Mahkemece, tüm dosya kapsamı ve uyulan bozma ilamı doğrultusunda, davalının yönetiminde olan aracın davalının tam kusurlu hareketi ile kaza yaptığı, araçta bulunan mandalinanın zayi olduğu, kazanın oluşunda davalının tam kusurlu olduğu gerekçesi ile davanın kabulü ile 23.700,00 TL’nin dava tarihi 16/12/2011 tarihinden itibaren hesaplanacak yasal faizi ile birlikte davalıdan tahsiline karar verilmiştir.

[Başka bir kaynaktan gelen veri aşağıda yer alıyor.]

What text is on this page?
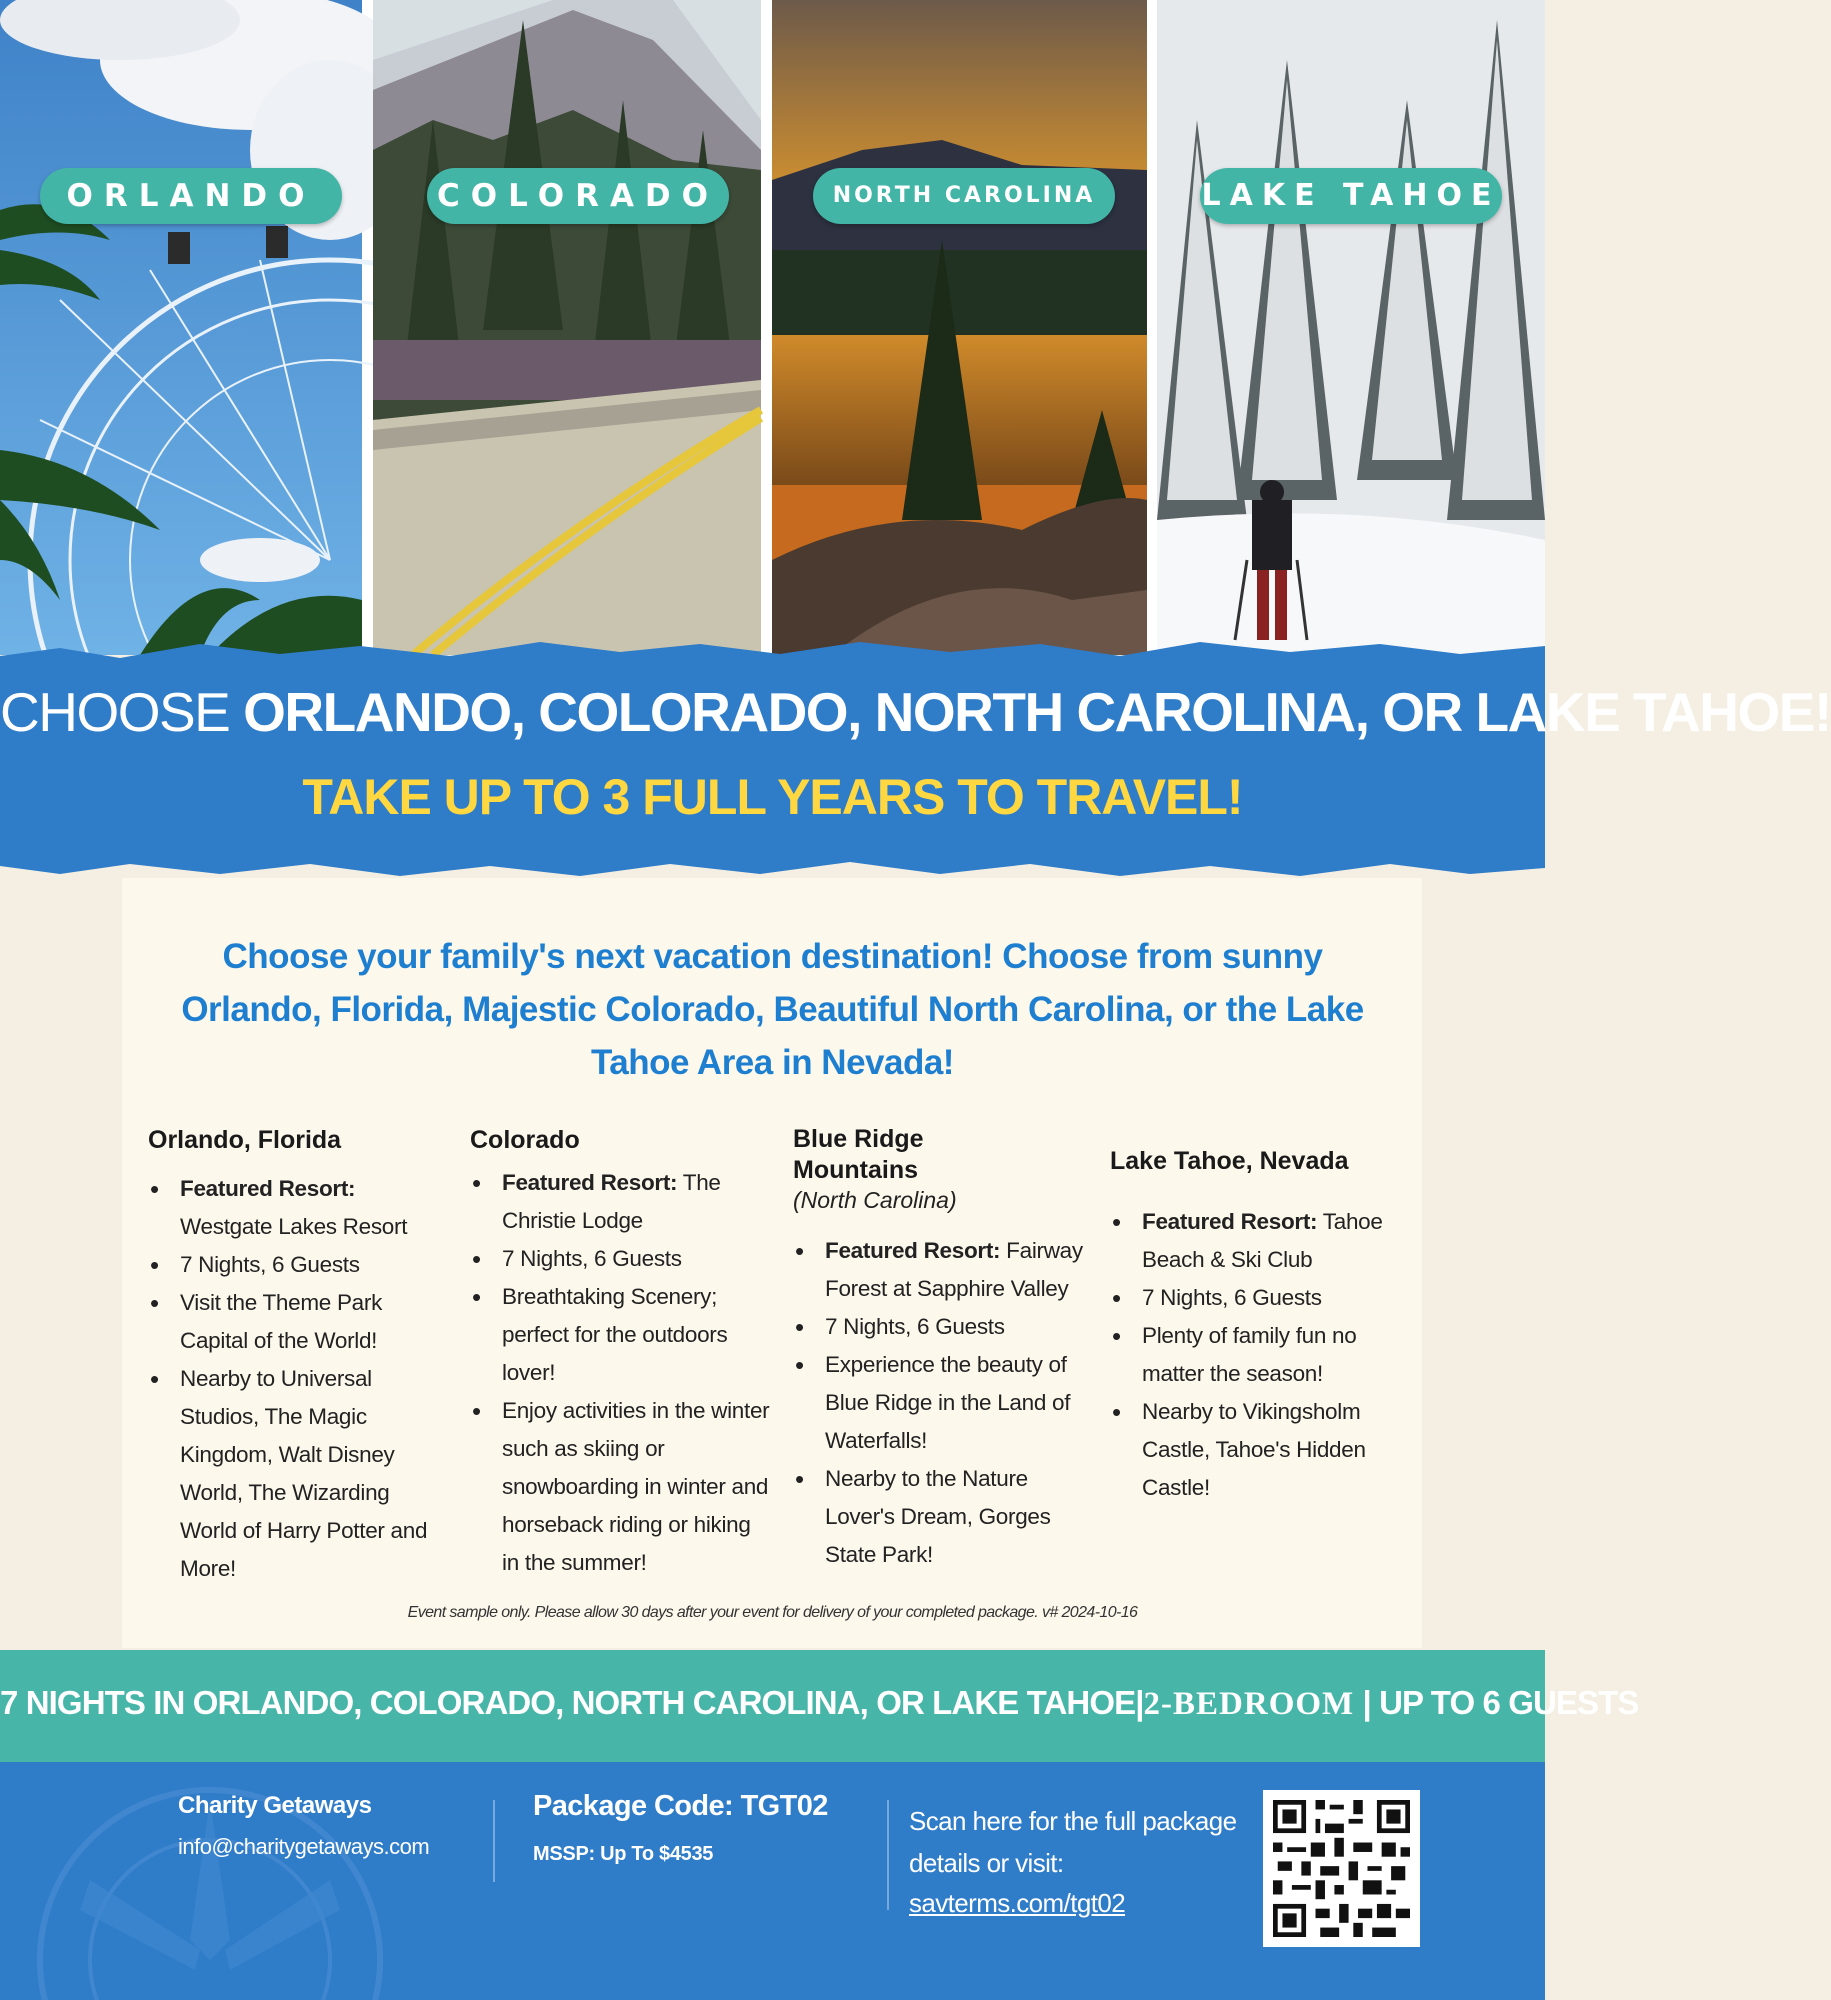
ORLANDO	COLORADO	NORTH CAROLINA	LAKE TAHOE
CHOOSE ORLANDO, COLORADO, NORTH CAROLINA, OR LAKE TAHOE!
TAKE UP TO 3 FULL YEARS TO TRAVEL!
Choose your family's next vacation destination! Choose from sunny Orlando, Florida, Majestic Colorado, Beautiful North Carolina, or the Lake Tahoe Area in Nevada!
Orlando, Florida
• Featured Resort: Westgate Lakes Resort
• 7 Nights, 6 Guests
• Visit the Theme Park Capital of the World!
• Nearby to Universal Studios, The Magic Kingdom, Walt Disney World, The Wizarding World of Harry Potter and More!
Colorado
• Featured Resort: The Christie Lodge
• 7 Nights, 6 Guests
• Breathtaking Scenery; perfect for the outdoors lover!
• Enjoy activities in the winter such as skiing or snowboarding in winter and horseback riding or hiking in the summer!
Blue Ridge Mountains
(North Carolina)
• Featured Resort: Fairway Forest at Sapphire Valley
• 7 Nights, 6 Guests
• Experience the beauty of Blue Ridge in the Land of Waterfalls!
• Nearby to the Nature Lover's Dream, Gorges State Park!
Lake Tahoe, Nevada
• Featured Resort: Tahoe Beach & Ski Club
• 7 Nights, 6 Guests
• Plenty of family fun no matter the season!
• Nearby to Vikingsholm Castle, Tahoe's Hidden Castle!
Event sample only. Please allow 30 days after your event for delivery of your completed package. v# 2024-10-16
7 NIGHTS IN ORLANDO, COLORADO, NORTH CAROLINA, OR LAKE TAHOE|2-BEDROOM | UP TO 6 GUESTS
Charity Getaways
info@charitygetaways.com
Package Code: TGT02
MSSP: Up To $4535
Scan here for the full package details or visit:
savterms.com/tgt02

Kararı, davalı vekili temyiz etmiştir.
Dava, nakliyat emtia sigorta poliçesinden kaynaklanan rücuen tazminat istemine ilişkindir. Mahkemece Dairemiz bozma ilamına uyularak, yazılı gerekçe ile karar verilmiş ise de; bozma ilamında 7201 sayılı Tebligat Kanunu’nun 11. maddesi uyarınca vekil ile takip edilen işlerde tebligatın vekile yapılmasının gerektiği, asile yapılan tebligatın geçersiz olduğu, somut olayda 05.06.2012 tarihli bilirkişi raporunun davalı taraf vekiline değil, davalı asil H.. E..’a tebliğ edildiği, bu durumda, bilirkişi raporunun vekile tebliğinin sağlanması ve sonucuna göre bir karar verilmesi gerektiği belirtilmiştir. Bu durumda mahkemece yapılması gereken bilirkişi raporunun davalı vekiline tebliğinin sağlanması ve davalı vekili tarafından rapora itiraz edilmesi halinde gerektiğinde aynı heyetten ek rapor alınması veya başka bir bilirkişi heyetinden yeni bir rapor alınması ve bu bilirkişi raporunun dosyada mevcut tüm deliller ile birlikte değerlendirilerek oluşacak sonuca göre bir karar verilmesi iken, Dairemiz bozma ilamına yanlış anlam verilerek, bozmanın usuli eksikliğe ilişkin olduğu gerekçesi ile 05.06.2012 tarihli bilirkişi raporunun davalı vekiline tebliği ile yetinilmiş, dolayısıyla uyulan bozma ilamının gereği yerine getirilmemiştir. Bu durumda mahkemece, yukarıda açıklandığı şekilde davalı vekilinin rapora vaki ciddi itirazlarını karşılayacak şekilde aynı heyetten ek rapor alınması veya başka bir bilirkişi heyetinden yeni bir rapor alınması, bu bilirkişi raporunun dosyada mevcut tüm deliller ile birlikte değerlendirilerek oluşacak sonuca göre bir karar verilmesi gerekirken yazılı gerekçe ile davanın kabulüne karar verilmesi doğru görülmemiş, hükmün temyiz eden davalı yararına bozulması gerekmiştir.
SONUÇ: Yukarıda açıklanan nedenle davalı vekilinin temyiz itirazının kabulü ile hükmün temyiz eden davalı yararına BOZULMASINA, ödediği temyiz peşin harcın isteği halinde temyiz edene iadesine, 26.11.2014 tarihinde oybirliğiyle karar verildi.